@martiye_45'e ithafen❤️
Herkese selamlar kuzucuklarım! Umarım iyisinizdir. Sizlere güzel bir bölümle geldim. Yoğun olduğum için geç geldi ama olsun sonunda geldi. Sizleri çok çok seviyorum. Umarım severek okursunuz. Bol yorum ve oy lütfennnn❤️❤️
Ağzım açık kalmış bir şekilde Uraza bakıyordum. Bana evlilik teklifi etmişti!Merakla beni beklerken gözyaşlarımı sildim. Ve ağzımı açtım. "Çok...ani oldu bu. Evet belki şimdi değil ama... Bir gün seninle evleneceğim. Ve bu yüzden evet diyorum! " Uraz hızla bana sarılırken beni de sıkıca ona karşılık verdim.
"Seni çok seviyorum ! Çok seviyorum! " Uraz beni döndürürken mutluluktan ağlıyordum.
"Ben de Uraz!
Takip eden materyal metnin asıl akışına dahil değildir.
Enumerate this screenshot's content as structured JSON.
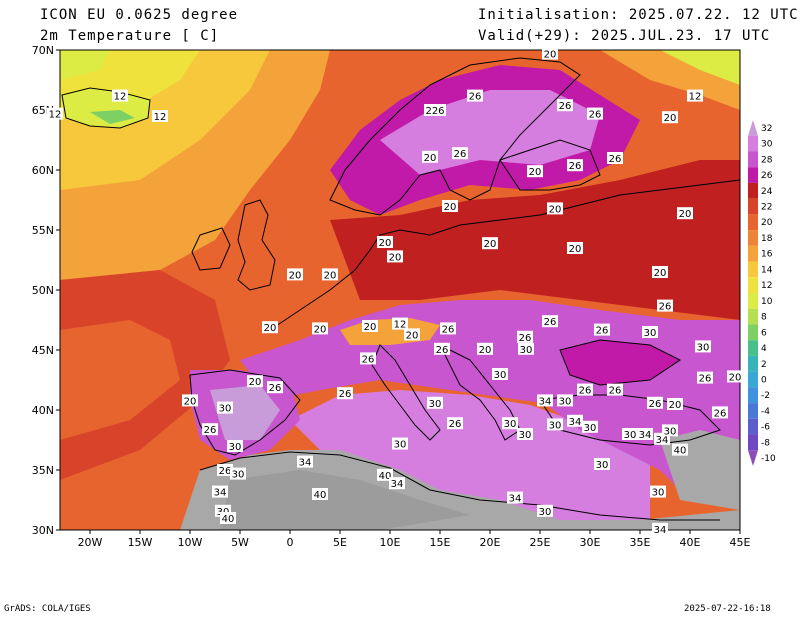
{
  "header": {
    "title_line1": "ICON EU 0.0625 degree",
    "title_line2": "2m Temperature [ C]",
    "init": "Initialisation: 2025.07.22. 12 UTC",
    "valid": "Valid(+29): 2025.JUL.23. 17 UTC"
  },
  "axes": {
    "lat_labels": [
      "70N",
      "65N",
      "60N",
      "55N",
      "50N",
      "45N",
      "40N",
      "35N",
      "30N"
    ],
    "lon_labels": [
      "20W",
      "15W",
      "10W",
      "5W",
      "0",
      "5E",
      "10E",
      "15E",
      "20E",
      "25E",
      "30E",
      "35E",
      "40E",
      "45E"
    ]
  },
  "colorbar": {
    "levels": [
      "32",
      "30",
      "28",
      "26",
      "24",
      "22",
      "20",
      "18",
      "16",
      "14",
      "12",
      "10",
      "8",
      "6",
      "4",
      "2",
      "0",
      "-2",
      "-4",
      "-6",
      "-8",
      "-10"
    ],
    "colors": [
      "#c89cd8",
      "#d67ee0",
      "#c856cf",
      "#c21aa8",
      "#c02020",
      "#d8442a",
      "#e8642e",
      "#ee8436",
      "#f4a23a",
      "#f8c83c",
      "#f0e23c",
      "#dcec44",
      "#b4e050",
      "#7cd064",
      "#48c08c",
      "#36b4b8",
      "#38a8d4",
      "#3e92de",
      "#4a78d8",
      "#5c5ed0",
      "#7048c4",
      "#8a4cb8"
    ]
  },
  "map_labels": [
    {
      "text": "20",
      "lon": 26,
      "lat": 69.7
    },
    {
      "text": "12",
      "lon": -17,
      "lat": 66.2
    },
    {
      "text": "12",
      "lon": 40.5,
      "lat": 66.2
    },
    {
      "text": "12",
      "lon": -23.5,
      "lat": 64.7
    },
    {
      "text": "12",
      "lon": -13,
      "lat": 64.5
    },
    {
      "text": "26",
      "lon": 18.5,
      "lat": 66.2
    },
    {
      "text": "226",
      "lon": 14.5,
      "lat": 65
    },
    {
      "text": "26",
      "lon": 27.5,
      "lat": 65.4
    },
    {
      "text": "26",
      "lon": 30.5,
      "lat": 64.7
    },
    {
      "text": "20",
      "lon": 38,
      "lat": 64.4
    },
    {
      "text": "20",
      "lon": 14,
      "lat": 61.1
    },
    {
      "text": "26",
      "lon": 17,
      "lat": 61.4
    },
    {
      "text": "26",
      "lon": 32.5,
      "lat": 61.0
    },
    {
      "text": "26",
      "lon": 28.5,
      "lat": 60.4
    },
    {
      "text": "20",
      "lon": 24.5,
      "lat": 59.9
    },
    {
      "text": "20",
      "lon": 16,
      "lat": 57.0
    },
    {
      "text": "20",
      "lon": 26.5,
      "lat": 56.8
    },
    {
      "text": "20",
      "lon": 39.5,
      "lat": 56.4
    },
    {
      "text": "20",
      "lon": 9.5,
      "lat": 54.0
    },
    {
      "text": "20",
      "lon": 20,
      "lat": 53.9
    },
    {
      "text": "20",
      "lon": 10.5,
      "lat": 52.8
    },
    {
      "text": "20",
      "lon": 28.5,
      "lat": 53.5
    },
    {
      "text": "20",
      "lon": 0.5,
      "lat": 51.3
    },
    {
      "text": "20",
      "lon": 4,
      "lat": 51.3
    },
    {
      "text": "20",
      "lon": 37,
      "lat": 51.5
    },
    {
      "text": "26",
      "lon": 37.5,
      "lat": 48.7
    },
    {
      "text": "26",
      "lon": 26.0,
      "lat": 47.4
    },
    {
      "text": "20",
      "lon": -2,
      "lat": 46.9
    },
    {
      "text": "20",
      "lon": 3,
      "lat": 46.8
    },
    {
      "text": "20",
      "lon": 8,
      "lat": 47.0
    },
    {
      "text": "12",
      "lon": 11,
      "lat": 47.2
    },
    {
      "text": "26",
      "lon": 15.8,
      "lat": 46.8
    },
    {
      "text": "20",
      "lon": 12.2,
      "lat": 46.3
    },
    {
      "text": "26",
      "lon": 31.2,
      "lat": 46.7
    },
    {
      "text": "30",
      "lon": 36,
      "lat": 46.5
    },
    {
      "text": "26",
      "lon": 23.5,
      "lat": 46.1
    },
    {
      "text": "30",
      "lon": 23.6,
      "lat": 45.1
    },
    {
      "text": "26",
      "lon": 15.2,
      "lat": 45.1
    },
    {
      "text": "20",
      "lon": 19.5,
      "lat": 45.1
    },
    {
      "text": "30",
      "lon": 41.3,
      "lat": 45.3
    },
    {
      "text": "26",
      "lon": 7.8,
      "lat": 44.3
    },
    {
      "text": "30",
      "lon": 21,
      "lat": 43.0
    },
    {
      "text": "26",
      "lon": 29.5,
      "lat": 41.7
    },
    {
      "text": "26",
      "lon": 32.5,
      "lat": 41.7
    },
    {
      "text": "26",
      "lon": 41.5,
      "lat": 42.7
    },
    {
      "text": "20",
      "lon": 44.5,
      "lat": 42.8
    },
    {
      "text": "20",
      "lon": -3.5,
      "lat": 42.4
    },
    {
      "text": "26",
      "lon": -1.5,
      "lat": 41.9
    },
    {
      "text": "26",
      "lon": 5.5,
      "lat": 41.4
    },
    {
      "text": "20",
      "lon": -10,
      "lat": 40.8
    },
    {
      "text": "30",
      "lon": -6.5,
      "lat": 40.2
    },
    {
      "text": "30",
      "lon": 14.5,
      "lat": 40.6
    },
    {
      "text": "34",
      "lon": 25.5,
      "lat": 40.8
    },
    {
      "text": "30",
      "lon": 27.5,
      "lat": 40.8
    },
    {
      "text": "26",
      "lon": 36.5,
      "lat": 40.6
    },
    {
      "text": "20",
      "lon": 38.5,
      "lat": 40.5
    },
    {
      "text": "26",
      "lon": 43,
      "lat": 39.8
    },
    {
      "text": "26",
      "lon": -8,
      "lat": 38.4
    },
    {
      "text": "26",
      "lon": 16.5,
      "lat": 38.9
    },
    {
      "text": "30",
      "lon": 22,
      "lat": 38.9
    },
    {
      "text": "30",
      "lon": 26.5,
      "lat": 38.8
    },
    {
      "text": "34",
      "lon": 28.5,
      "lat": 39.1
    },
    {
      "text": "30",
      "lon": 30,
      "lat": 38.6
    },
    {
      "text": "30",
      "lon": 34,
      "lat": 38.0
    },
    {
      "text": "34",
      "lon": 35.5,
      "lat": 38.0
    },
    {
      "text": "34",
      "lon": 37.2,
      "lat": 37.6
    },
    {
      "text": "30",
      "lon": 38,
      "lat": 38.3
    },
    {
      "text": "30",
      "lon": 23.5,
      "lat": 38.0
    },
    {
      "text": "30",
      "lon": -5.5,
      "lat": 37.0
    },
    {
      "text": "30",
      "lon": 11,
      "lat": 37.2
    },
    {
      "text": "40",
      "lon": 39,
      "lat": 36.7
    },
    {
      "text": "34",
      "lon": 1.5,
      "lat": 35.7
    },
    {
      "text": "30",
      "lon": 31.2,
      "lat": 35.5
    },
    {
      "text": "26",
      "lon": -6.5,
      "lat": 35.0
    },
    {
      "text": "30",
      "lon": -5.2,
      "lat": 34.7
    },
    {
      "text": "40",
      "lon": 9.5,
      "lat": 34.6
    },
    {
      "text": "34",
      "lon": 10.7,
      "lat": 33.9
    },
    {
      "text": "34",
      "lon": -7,
      "lat": 33.2
    },
    {
      "text": "40",
      "lon": 3,
      "lat": 33.0
    },
    {
      "text": "30",
      "lon": 36.8,
      "lat": 33.2
    },
    {
      "text": "34",
      "lon": 22.5,
      "lat": 32.7
    },
    {
      "text": "30",
      "lon": -6.7,
      "lat": 31.6
    },
    {
      "text": "40",
      "lon": -6.2,
      "lat": 31.0
    },
    {
      "text": "30",
      "lon": 25.5,
      "lat": 31.6
    },
    {
      "text": "34",
      "lon": 37,
      "lat": 30.1
    }
  ],
  "footer": {
    "credit": "GrADS: COLA/IGES",
    "timestamp": "2025-07-22-16:18"
  }
}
Ben de seni çok seviyorum ! "
***
Eve geldiğimde hızla banyoya girmiştim. Normalde üzüntüden ağlardım ama bugün mutluluktan ağlıyordum.
"Allah'ım...çok mutluyum...hiç olmadığım kadar hem de. " Banyoda tüm günümü aklıma getirip ağlamıştım.
Urazla yaptığı tekliften sonra orada oturup muhteşem bir yemek yemiştik. İlk tanıştığımızdan bu yana yaşadığımız her şeyi konuşmuştuk.
Akşam olunca da Uraz beni eve bırakıp zorla da olsa benden ayrılmıştı. Ben de eve gelip hemen banyoya atmıştım kendimi.
Üstümü giyinip aşağı indiğimde annemlerin televizyon izlediğini görmüştüm. Uzun zamandır bu kadar mutlu olduğumu hatırlamıyordum. Annemlerin yanına gidip elime çikolata tabağını alıp yemeye başladım.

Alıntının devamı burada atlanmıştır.